Well, I absolutely loved "A Wreath for Marley" the Christmas novella in
BLUE CHRISTMAS AND OTHER HOLIDAY HOMICIDES by Max Allan Collins. (Five Star, 2001)
Collins was having a bad day on Thanksgiving Eve 1992. The Chicago Tribune Syndicate has just cancelled his fifteen-year writing stint of the Dick Tracy comic strip. Putnam dropped his Nathan Heller crime noir series although STOLEN AWAY (1991) his latest of the series won the "Shamus" award for best PI novel of the year. It was a rather bleak holiday season but Collins wrote some short stories including "A Wreath for Marley."
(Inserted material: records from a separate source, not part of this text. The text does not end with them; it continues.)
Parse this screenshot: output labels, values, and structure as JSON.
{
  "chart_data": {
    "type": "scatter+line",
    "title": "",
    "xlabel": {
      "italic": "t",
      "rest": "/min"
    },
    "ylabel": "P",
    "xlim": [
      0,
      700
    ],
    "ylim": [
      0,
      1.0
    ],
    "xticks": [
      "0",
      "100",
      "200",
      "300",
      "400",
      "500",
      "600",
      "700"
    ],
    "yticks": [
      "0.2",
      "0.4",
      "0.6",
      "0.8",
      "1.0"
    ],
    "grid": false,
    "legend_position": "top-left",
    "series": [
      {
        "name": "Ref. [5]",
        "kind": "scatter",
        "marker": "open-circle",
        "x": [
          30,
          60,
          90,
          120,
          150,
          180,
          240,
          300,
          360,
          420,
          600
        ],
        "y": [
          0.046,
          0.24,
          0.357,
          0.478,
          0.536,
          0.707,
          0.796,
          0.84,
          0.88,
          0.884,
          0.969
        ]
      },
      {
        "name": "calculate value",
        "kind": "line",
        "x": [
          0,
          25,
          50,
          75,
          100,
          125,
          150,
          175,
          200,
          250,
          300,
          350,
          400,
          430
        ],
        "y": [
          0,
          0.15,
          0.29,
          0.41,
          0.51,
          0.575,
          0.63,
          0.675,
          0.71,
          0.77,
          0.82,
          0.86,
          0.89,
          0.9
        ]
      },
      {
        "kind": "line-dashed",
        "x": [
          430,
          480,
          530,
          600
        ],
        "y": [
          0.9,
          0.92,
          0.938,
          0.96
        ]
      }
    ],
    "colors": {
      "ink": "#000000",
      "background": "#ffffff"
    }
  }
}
"Wreath" is a 40-page novella. This first story is listed on Collins' website as adding "intrigue to a tradional Christmas tale." But it's really a Dashiell Hammett Christmas Carol!
The story opens at a 1942 Christmas Eve party at the office of one Richard Stone, P.I. in Chicago, Illinois.It's one year since Stone's partner Jake Marley has been murdered. That night Marley's ghost appears to Stone in a trench coat heavily shackled demanding "Solve my murder...keed." Later a nappily-dressed John Dillinger takes Stone back to a 1930's Christmas morn complete with plum pudding and mincement pie. They skip ahead to young Dickie Stone's father sitting in a modest farmhouse to ward off the bank foreclosure with a rifle. And a vision of a dead WWII soldier, a rhinestone and white leather zoot suited King warbling "A Blue Christmas," and finally a confrontation with Marley's killer.
Stone is softened and spends a happy Christmas day with his cutie-pie secretary and relieves his fresh-faced young partner of his divorce-dick duties.
The book will make a great gift for your favorite Max Allen Collins/Dashiell Hammett fan!